I imagined the house Tom had moved into: long bungalow, white, green shrubbery, water feature. I imagined the kind of woman who would lend Tom her home to help him write. There were always women encouraging Tom. She was bright, I assumed, thigh gap, smart shoes, minimal jewelry—and before sleep I wondered, Did he fuck her or just pretend to want to.
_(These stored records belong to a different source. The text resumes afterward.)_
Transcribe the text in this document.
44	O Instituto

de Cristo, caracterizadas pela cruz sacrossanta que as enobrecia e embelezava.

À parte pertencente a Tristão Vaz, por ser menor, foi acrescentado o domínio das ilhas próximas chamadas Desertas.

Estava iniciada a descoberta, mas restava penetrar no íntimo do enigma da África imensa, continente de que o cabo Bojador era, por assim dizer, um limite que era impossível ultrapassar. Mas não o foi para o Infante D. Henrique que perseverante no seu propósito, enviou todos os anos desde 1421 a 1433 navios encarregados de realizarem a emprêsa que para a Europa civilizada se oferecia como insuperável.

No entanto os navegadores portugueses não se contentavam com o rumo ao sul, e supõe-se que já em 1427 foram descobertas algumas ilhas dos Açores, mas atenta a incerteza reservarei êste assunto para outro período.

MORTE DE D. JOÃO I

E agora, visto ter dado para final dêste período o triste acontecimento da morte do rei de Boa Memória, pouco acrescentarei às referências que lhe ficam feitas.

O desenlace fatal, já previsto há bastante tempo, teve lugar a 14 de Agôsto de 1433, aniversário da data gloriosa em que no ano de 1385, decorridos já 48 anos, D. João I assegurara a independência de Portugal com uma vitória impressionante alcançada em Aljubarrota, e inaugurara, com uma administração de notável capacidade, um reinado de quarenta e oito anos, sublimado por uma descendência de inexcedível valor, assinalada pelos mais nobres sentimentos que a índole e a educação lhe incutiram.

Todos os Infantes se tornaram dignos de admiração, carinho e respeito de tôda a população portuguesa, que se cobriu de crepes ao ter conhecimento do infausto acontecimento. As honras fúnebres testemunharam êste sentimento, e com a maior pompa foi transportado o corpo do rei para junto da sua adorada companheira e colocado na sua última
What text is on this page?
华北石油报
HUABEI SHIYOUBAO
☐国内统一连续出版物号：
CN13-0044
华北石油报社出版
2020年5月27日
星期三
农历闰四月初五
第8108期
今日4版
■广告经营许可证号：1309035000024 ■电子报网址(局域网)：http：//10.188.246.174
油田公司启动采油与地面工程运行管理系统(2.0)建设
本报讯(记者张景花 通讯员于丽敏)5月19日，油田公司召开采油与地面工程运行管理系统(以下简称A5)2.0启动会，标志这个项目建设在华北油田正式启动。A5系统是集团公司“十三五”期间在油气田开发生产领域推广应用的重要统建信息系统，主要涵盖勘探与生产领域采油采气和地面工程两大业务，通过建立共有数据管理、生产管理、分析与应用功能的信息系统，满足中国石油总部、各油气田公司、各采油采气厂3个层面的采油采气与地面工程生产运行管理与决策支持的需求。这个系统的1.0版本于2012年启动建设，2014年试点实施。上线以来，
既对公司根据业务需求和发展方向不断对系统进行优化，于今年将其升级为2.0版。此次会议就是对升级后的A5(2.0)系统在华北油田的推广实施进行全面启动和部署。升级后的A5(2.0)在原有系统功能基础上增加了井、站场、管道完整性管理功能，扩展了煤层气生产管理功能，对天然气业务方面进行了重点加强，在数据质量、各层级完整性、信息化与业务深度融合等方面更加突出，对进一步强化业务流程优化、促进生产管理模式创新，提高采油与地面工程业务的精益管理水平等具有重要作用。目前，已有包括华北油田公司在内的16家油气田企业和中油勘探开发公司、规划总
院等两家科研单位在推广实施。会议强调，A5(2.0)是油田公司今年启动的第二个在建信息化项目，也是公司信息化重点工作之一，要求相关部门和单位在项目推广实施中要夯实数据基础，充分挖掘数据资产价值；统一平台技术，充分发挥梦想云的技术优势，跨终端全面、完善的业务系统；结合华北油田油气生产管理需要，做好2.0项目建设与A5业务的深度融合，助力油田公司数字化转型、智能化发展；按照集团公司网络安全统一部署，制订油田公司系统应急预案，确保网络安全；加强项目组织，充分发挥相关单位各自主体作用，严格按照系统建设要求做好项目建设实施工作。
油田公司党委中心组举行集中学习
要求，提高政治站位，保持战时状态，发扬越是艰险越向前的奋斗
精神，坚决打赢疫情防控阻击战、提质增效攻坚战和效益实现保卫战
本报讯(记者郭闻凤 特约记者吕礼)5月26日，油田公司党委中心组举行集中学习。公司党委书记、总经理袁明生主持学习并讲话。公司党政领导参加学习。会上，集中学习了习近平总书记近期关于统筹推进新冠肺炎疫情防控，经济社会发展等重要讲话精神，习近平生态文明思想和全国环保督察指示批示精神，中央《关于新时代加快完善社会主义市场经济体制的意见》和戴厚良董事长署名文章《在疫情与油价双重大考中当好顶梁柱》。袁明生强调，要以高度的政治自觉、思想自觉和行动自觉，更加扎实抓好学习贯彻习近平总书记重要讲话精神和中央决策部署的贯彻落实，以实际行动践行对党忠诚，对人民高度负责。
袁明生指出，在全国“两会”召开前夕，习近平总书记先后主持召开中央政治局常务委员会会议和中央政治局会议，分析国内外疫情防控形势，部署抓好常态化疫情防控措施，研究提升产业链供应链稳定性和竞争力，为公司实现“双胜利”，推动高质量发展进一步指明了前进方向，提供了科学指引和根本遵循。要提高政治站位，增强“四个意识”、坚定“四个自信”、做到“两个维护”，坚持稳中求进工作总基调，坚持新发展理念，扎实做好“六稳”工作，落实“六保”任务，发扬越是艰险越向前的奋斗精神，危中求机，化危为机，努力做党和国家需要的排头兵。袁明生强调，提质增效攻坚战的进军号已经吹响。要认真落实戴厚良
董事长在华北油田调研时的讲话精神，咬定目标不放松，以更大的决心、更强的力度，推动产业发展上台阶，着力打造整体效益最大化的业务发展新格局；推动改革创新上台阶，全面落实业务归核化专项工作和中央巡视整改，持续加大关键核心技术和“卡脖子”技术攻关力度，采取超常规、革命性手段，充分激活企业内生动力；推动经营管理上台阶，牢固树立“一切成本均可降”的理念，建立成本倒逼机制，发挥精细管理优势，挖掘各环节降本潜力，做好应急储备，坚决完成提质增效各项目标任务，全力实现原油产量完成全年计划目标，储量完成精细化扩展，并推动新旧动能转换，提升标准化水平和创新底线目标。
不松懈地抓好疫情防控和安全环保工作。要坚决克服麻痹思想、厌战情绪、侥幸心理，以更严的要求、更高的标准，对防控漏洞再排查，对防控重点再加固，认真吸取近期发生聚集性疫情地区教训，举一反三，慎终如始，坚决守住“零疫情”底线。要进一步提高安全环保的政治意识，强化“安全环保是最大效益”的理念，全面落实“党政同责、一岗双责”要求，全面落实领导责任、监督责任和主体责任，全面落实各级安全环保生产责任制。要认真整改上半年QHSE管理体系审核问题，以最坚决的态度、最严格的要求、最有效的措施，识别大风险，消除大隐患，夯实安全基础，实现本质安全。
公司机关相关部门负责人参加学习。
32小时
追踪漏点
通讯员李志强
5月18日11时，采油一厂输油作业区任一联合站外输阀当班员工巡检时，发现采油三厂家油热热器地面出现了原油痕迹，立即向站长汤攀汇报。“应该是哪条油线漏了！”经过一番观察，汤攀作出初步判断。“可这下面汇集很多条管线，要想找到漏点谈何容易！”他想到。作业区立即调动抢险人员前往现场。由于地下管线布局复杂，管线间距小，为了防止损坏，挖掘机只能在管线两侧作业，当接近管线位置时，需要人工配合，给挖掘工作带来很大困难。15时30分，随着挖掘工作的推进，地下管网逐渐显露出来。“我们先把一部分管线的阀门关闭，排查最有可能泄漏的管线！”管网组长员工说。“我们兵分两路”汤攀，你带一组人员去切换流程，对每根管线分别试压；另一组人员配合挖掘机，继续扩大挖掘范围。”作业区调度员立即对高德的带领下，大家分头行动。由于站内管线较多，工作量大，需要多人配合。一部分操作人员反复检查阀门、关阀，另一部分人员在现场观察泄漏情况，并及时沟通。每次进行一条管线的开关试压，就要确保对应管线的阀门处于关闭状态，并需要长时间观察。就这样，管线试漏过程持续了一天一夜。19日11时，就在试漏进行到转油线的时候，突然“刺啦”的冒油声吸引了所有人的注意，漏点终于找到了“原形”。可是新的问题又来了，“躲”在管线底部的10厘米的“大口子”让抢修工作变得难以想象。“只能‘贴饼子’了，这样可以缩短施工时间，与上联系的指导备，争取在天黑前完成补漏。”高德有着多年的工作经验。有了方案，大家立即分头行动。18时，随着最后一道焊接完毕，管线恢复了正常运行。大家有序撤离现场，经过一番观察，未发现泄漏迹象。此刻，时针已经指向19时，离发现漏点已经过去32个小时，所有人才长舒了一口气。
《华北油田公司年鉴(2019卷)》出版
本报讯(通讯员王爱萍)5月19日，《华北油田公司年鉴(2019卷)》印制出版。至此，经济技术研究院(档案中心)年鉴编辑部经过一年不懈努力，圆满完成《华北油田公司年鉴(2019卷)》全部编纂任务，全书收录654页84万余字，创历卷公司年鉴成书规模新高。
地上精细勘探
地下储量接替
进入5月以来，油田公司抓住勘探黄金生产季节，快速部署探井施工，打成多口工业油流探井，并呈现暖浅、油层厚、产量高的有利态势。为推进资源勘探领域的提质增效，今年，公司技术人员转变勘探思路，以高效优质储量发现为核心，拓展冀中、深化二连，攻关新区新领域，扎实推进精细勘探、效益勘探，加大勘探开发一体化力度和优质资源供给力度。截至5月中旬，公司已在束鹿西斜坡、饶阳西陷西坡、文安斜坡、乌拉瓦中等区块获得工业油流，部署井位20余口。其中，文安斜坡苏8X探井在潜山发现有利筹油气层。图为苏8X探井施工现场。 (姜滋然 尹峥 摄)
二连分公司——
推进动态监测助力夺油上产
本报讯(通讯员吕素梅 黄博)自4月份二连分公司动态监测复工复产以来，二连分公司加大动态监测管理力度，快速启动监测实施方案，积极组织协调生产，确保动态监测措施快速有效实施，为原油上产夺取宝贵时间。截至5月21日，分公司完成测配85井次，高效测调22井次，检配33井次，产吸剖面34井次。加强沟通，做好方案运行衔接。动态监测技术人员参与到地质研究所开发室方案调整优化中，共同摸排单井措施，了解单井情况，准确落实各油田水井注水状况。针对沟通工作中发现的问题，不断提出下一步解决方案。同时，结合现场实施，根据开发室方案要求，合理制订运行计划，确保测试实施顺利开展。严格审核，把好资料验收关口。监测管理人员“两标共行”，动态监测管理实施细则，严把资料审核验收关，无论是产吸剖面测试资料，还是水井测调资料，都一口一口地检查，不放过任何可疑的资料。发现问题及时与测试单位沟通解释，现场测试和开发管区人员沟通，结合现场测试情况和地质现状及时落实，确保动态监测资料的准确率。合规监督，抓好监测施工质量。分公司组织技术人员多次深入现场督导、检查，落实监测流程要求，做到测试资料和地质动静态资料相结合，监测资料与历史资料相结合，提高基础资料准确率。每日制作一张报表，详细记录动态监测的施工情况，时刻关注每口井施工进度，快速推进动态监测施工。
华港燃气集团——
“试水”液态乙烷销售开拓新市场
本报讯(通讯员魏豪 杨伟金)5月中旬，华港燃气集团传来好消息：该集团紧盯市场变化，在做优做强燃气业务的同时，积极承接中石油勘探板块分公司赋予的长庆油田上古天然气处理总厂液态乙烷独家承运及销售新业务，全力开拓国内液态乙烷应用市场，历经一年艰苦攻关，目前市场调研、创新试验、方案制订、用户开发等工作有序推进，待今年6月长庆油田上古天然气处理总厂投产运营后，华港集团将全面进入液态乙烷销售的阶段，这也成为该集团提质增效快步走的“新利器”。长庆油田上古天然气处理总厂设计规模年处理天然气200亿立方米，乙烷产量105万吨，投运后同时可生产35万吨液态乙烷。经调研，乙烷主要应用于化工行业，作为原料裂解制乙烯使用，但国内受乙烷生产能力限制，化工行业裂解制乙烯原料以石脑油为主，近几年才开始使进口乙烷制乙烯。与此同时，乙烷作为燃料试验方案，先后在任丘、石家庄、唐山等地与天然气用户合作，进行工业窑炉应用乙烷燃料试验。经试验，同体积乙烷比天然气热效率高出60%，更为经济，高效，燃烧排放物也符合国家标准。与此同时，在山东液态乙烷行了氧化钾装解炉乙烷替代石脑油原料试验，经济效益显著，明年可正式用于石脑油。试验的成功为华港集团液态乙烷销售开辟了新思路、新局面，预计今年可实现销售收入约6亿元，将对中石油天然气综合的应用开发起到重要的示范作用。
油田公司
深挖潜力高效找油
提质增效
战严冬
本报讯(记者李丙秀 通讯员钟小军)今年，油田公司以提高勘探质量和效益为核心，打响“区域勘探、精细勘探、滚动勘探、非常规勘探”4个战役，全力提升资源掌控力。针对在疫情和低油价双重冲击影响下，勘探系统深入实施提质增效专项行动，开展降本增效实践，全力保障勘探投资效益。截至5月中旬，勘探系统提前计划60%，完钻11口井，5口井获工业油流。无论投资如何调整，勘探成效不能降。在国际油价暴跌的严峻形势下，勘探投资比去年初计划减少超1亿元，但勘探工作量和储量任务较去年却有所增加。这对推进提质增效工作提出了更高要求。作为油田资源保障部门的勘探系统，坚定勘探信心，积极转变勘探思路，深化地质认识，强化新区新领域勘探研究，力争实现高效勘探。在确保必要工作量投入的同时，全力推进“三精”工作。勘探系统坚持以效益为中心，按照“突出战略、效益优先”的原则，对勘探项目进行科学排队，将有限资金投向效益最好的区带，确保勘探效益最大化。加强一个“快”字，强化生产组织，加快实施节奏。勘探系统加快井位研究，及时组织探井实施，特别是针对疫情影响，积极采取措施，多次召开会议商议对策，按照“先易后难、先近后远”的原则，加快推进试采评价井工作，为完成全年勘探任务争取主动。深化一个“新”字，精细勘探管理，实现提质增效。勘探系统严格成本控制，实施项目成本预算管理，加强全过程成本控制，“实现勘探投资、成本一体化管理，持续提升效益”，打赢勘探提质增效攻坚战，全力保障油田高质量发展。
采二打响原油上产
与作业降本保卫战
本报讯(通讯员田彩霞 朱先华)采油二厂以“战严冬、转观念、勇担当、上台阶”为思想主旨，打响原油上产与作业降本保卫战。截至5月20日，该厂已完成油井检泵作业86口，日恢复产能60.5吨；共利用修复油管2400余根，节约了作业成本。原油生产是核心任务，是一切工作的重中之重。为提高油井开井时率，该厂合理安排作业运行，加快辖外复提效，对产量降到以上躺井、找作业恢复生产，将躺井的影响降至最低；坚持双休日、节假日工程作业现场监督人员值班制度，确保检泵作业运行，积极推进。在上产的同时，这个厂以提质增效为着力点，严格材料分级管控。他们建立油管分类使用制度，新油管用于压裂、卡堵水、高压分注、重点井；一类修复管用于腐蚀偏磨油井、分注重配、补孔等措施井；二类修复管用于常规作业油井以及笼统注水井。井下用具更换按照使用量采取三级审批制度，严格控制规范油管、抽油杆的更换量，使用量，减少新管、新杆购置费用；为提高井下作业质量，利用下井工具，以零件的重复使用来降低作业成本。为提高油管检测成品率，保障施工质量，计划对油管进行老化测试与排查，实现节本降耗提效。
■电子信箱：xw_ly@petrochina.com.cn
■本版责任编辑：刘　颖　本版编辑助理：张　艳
Tom’s sister, Sarah, had kept in touch with me after he and I parted. She rang me up in the summer to tell me he was coming west, and something about writing a book about a guy, the leader of an extreme hiking group. It felt a trespass—him coming here—because he’d always refused to visit my parents with me; even after Mother died, he’d refused to come. The very last time, I begged. It was Christmas. He shook his head. No time, he said. Both my parents were dead now and there was no one left for him to meet. Sarah said it was most likely that Tom’s move from London to the west of Ireland had nothing to do with me. She mentioned self-protection and I was glad of the warning—just seeing him about the place would have come as a terrific shock.
Soon after he arrived, he texted. I left him on read for days and then I started the thing I do—imagining scenarios: walking to the shops and bumping into him, cycling past him on the road. I’d be in a stripey Breton T-shirt, maybe some culottes, or jeans and a waxed jacket. We had a controlled text chat over the course of a few days and then nothing for weeks, until suddenly a postcode, a day, a time, a suggested activity, and, finally, a melting-face emoji.